Menurut Sakdiyah, dalam komunitas Arab, ketika mereka -terutama kaum pria- berkumpul santai, mereka bisa berkelakar berjam-jam.

“Mereka adalah humoris yang berbakat, walaupun materi kelakarnya terkadang sangat arogan dan terkesan ingin menunjukkan superioritas mereka.
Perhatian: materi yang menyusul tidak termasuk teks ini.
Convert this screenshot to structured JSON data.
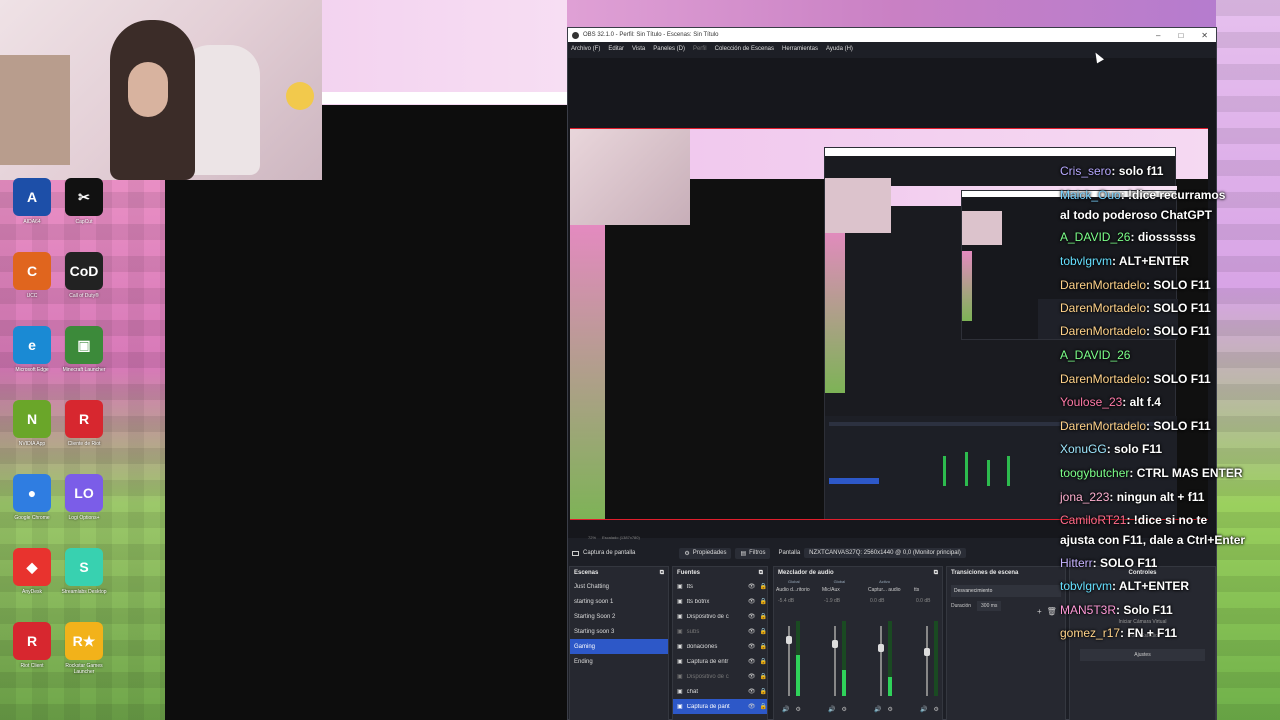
{
  "obs": {
    "title": "OBS 32.1.0 - Perfil: Sin Título - Escenas: Sin Título",
    "menu": [
      "Archivo (F)",
      "Editar",
      "Vista",
      "Paneles (D)",
      "Perfil",
      "Colección de Escenas",
      "Herramientas",
      "Ayuda (H)"
    ],
    "window_controls": [
      "–",
      "□",
      "✕"
    ],
    "status": [
      "72%",
      "Escalado (1387x780)"
    ],
    "toolbar": {
      "source_name": "Captura de pantalla",
      "properties": "Propiedades",
      "filters": "Filtros",
      "display_label": "Pantalla",
      "display_value": "NZXTCANVAS27Q: 2560x1440 @ 0,0 (Monitor principal)"
    },
    "scenes": {
      "title": "Escenas",
      "items": [
        "Just Chatting",
        "starting soon 1",
        "Starting Soon 2",
        "Starting soon 3",
        "Gaming",
        "Ending"
      ],
      "selected_index": 4
    },
    "sources": {
      "title": "Fuentes",
      "items": [
        {
          "name": "tts",
          "dim": false
        },
        {
          "name": "tts botrix",
          "dim": false
        },
        {
          "name": "Dispositivo de c",
          "dim": false
        },
        {
          "name": "subs",
          "dim": true
        },
        {
          "name": "donaciones",
          "dim": false
        },
        {
          "name": "Captura de entr",
          "dim": false
        },
        {
          "name": "Dispositivo de c",
          "dim": true
        },
        {
          "name": "chat",
          "dim": false
        },
        {
          "name": "Captura de pant",
          "dim": false
        }
      ],
      "selected_index": 8
    },
    "mixer": {
      "title": "Mezclador de audio",
      "tabs": [
        "Global",
        "Global",
        "Activo"
      ],
      "channels": [
        {
          "name": "Audio d...ritorio",
          "db": "-5.4 dB",
          "level": 0.55
        },
        {
          "name": "Mic/Aux",
          "db": "-1.9 dB",
          "level": 0.35
        },
        {
          "name": "Captur... audio",
          "db": "0.0 dB",
          "level": 0.25
        },
        {
          "name": "tts",
          "db": "0.0 dB",
          "level": 0.0
        }
      ]
    },
    "transitions": {
      "title": "Transiciones de escena",
      "type": "Desvanecimiento",
      "duration_label": "Duración",
      "duration_value": "300 ms"
    },
    "controls": {
      "title": "Controles",
      "items": [
        "Iniciar Cámara Virtual",
        "Modo Estudio",
        "Ajustes"
      ]
    }
  },
  "desktop_icons": [
    {
      "label": "AIDA64",
      "color": "#1d4fa8",
      "glyph": "A"
    },
    {
      "label": "CapCut",
      "color": "#111111",
      "glyph": "✂"
    },
    {
      "label": "UCC",
      "color": "#e0651e",
      "glyph": "C"
    },
    {
      "label": "Call of Duty®",
      "color": "#222222",
      "glyph": "CoD"
    },
    {
      "label": "Microsoft Edge",
      "color": "#1a8ad4",
      "glyph": "e"
    },
    {
      "label": "Minecraft Launcher",
      "color": "#3c8a3a",
      "glyph": "▣"
    },
    {
      "label": "NVIDIA App",
      "color": "#6aa629",
      "glyph": "N"
    },
    {
      "label": "Cliente de Riot",
      "color": "#d7272f",
      "glyph": "R"
    },
    {
      "label": "Google Chrome",
      "color": "#2f7de1",
      "glyph": "●"
    },
    {
      "label": "Logi Options+",
      "color": "#7b5de8",
      "glyph": "LO"
    },
    {
      "label": "AnyDesk",
      "color": "#e8332e",
      "glyph": "◆"
    },
    {
      "label": "Streamlabs Desktop",
      "color": "#38d1b0",
      "glyph": "S"
    },
    {
      "label": "Riot Client",
      "color": "#d7272f",
      "glyph": "R"
    },
    {
      "label": "Rockstar Games Launcher",
      "color": "#f2b21a",
      "glyph": "R★"
    }
  ],
  "chat": [
    {
      "user": "Cris_sero",
      "msg": ": solo f11",
      "color": "#b7a8ff"
    },
    {
      "user": "Maick_Ouo",
      "msg": ": !dice recurramos",
      "color": "#7ad3ff"
    },
    {
      "user": "",
      "msg": "al todo poderoso ChatGPT",
      "color": "#ffffff"
    },
    {
      "user": "A_DAVID_26",
      "msg": ": diossssss",
      "color": "#7cff8a"
    },
    {
      "user": "tobvlgrvm",
      "msg": ": ALT+ENTER",
      "color": "#66e0ff"
    },
    {
      "user": "DarenMortadelo",
      "msg": ": SOLO F11",
      "color": "#ffd28a"
    },
    {
      "user": "DarenMortadelo",
      "msg": ": SOLO F11",
      "color": "#ffd28a"
    },
    {
      "user": "DarenMortadelo",
      "msg": ": SOLO F11",
      "color": "#ffd28a"
    },
    {
      "user": "A_DAVID_26",
      "msg": "",
      "color": "#7cff8a"
    },
    {
      "user": "DarenMortadelo",
      "msg": ": SOLO F11",
      "color": "#ffd28a"
    },
    {
      "user": "Youlose_23",
      "msg": ": alt f.4",
      "color": "#ff7aa8"
    },
    {
      "user": "DarenMortadelo",
      "msg": ": SOLO F11",
      "color": "#ffd28a"
    },
    {
      "user": "XonuGG",
      "msg": ": solo F11",
      "color": "#9fe8ff"
    },
    {
      "user": "toogybutcher",
      "msg": ": CTRL MAS ENTER",
      "color": "#7cff8a"
    },
    {
      "user": "jona_223",
      "msg": ": ningun alt + f11",
      "color": "#ffb0d0"
    },
    {
      "user": "CamiloRT21",
      "msg": ": !dice si no te",
      "color": "#ff6b8a"
    },
    {
      "user": "",
      "msg": "ajusta con F11, dale a Ctrl+Enter",
      "color": "#ffffff"
    },
    {
      "user": "Hitterr",
      "msg": ": SOLO F11",
      "color": "#c6b3ff"
    },
    {
      "user": "tobvlgrvm",
      "msg": ": ALT+ENTER",
      "color": "#66e0ff"
    },
    {
      "user": "MAN5T3R",
      "msg": ": Solo F11",
      "color": "#ff9ad8"
    },
    {
      "user": "gomez_r17",
      "msg": ": FN + F11",
      "color": "#ffd38a"
    }
  ]
}
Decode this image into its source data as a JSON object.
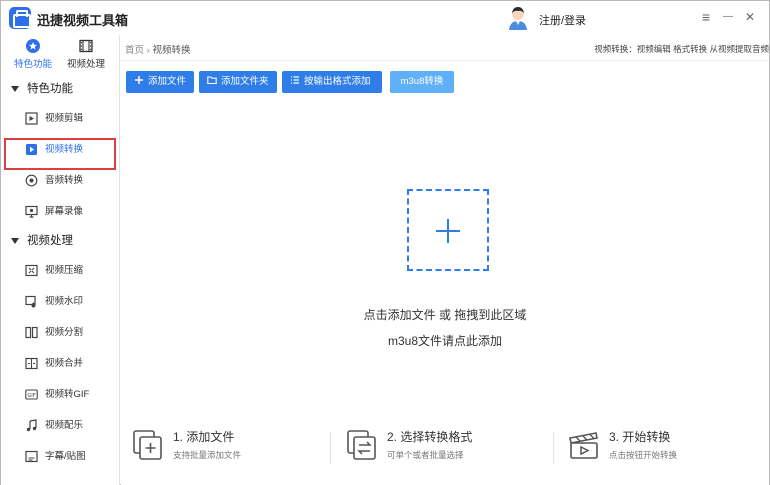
{
  "app": {
    "title": "迅捷视频工具箱",
    "login_label": "注册/登录"
  },
  "window_controls": {
    "menu": "≡",
    "minimize": "—",
    "close": "✕"
  },
  "sidebar": {
    "top_tabs": [
      {
        "label": "特色功能",
        "icon": "star-icon",
        "active": true
      },
      {
        "label": "视频处理",
        "icon": "film-icon",
        "active": false
      }
    ],
    "sections": [
      {
        "title": "特色功能",
        "items": [
          {
            "label": "视频剪辑",
            "icon": "video-edit-icon"
          },
          {
            "label": "视频转换",
            "icon": "video-convert-icon",
            "active": true
          },
          {
            "label": "音频转换",
            "icon": "audio-convert-icon"
          },
          {
            "label": "屏幕录像",
            "icon": "screen-record-icon"
          }
        ]
      },
      {
        "title": "视频处理",
        "items": [
          {
            "label": "视频压缩",
            "icon": "video-compress-icon"
          },
          {
            "label": "视频水印",
            "icon": "video-watermark-icon"
          },
          {
            "label": "视频分割",
            "icon": "video-split-icon"
          },
          {
            "label": "视频合并",
            "icon": "video-merge-icon"
          },
          {
            "label": "视频转GIF",
            "icon": "gif-icon"
          },
          {
            "label": "视频配乐",
            "icon": "music-icon"
          },
          {
            "label": "字幕/贴图",
            "icon": "subtitle-icon"
          }
        ]
      }
    ]
  },
  "breadcrumb": {
    "home": "首页",
    "separator": "›",
    "current": "视频转换"
  },
  "quick_links": "视频转换：视频编辑 格式转换 从视频提取音频",
  "toolbar": {
    "add_file": "添加文件",
    "add_folder": "添加文件夹",
    "add_by_format": "按输出格式添加",
    "m3u8": "m3u8转换"
  },
  "dropzone": {
    "hint_line1": "点击添加文件 或 拖拽到此区域",
    "hint_line2": "m3u8文件请点此添加"
  },
  "steps": [
    {
      "title": "1. 添加文件",
      "subtitle": "支持批量添加文件",
      "icon": "add-file-icon"
    },
    {
      "title": "2. 选择转换格式",
      "subtitle": "可单个或者批量选择",
      "icon": "format-select-icon"
    },
    {
      "title": "3. 开始转换",
      "subtitle": "点击按钮开始转换",
      "icon": "start-convert-icon"
    }
  ],
  "colors": {
    "accent": "#2f7de8",
    "accent_light": "#5fb0f6",
    "highlight": "#d94040"
  }
}
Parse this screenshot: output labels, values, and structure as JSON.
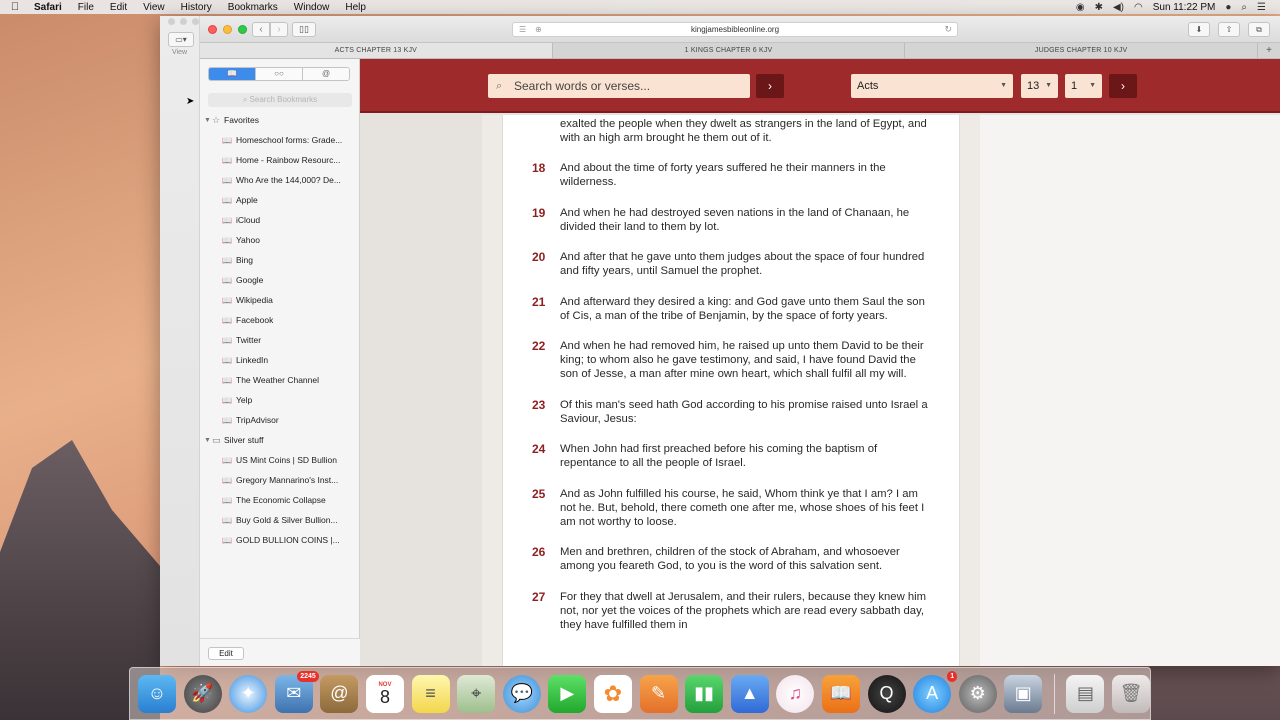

Itulah sebabnya saya sering bertanya-tanya: kenapa orang-orang Arab di Timur Tengah suka marah, perang, padahal mereka memiliki selera humor yang tinggi, suka bercanda.”

Sebagai komedian, masalah isu perempuan menjadi materi saat di panggung, di antaranya soal tubuh perempuan, termasuk soal hijab.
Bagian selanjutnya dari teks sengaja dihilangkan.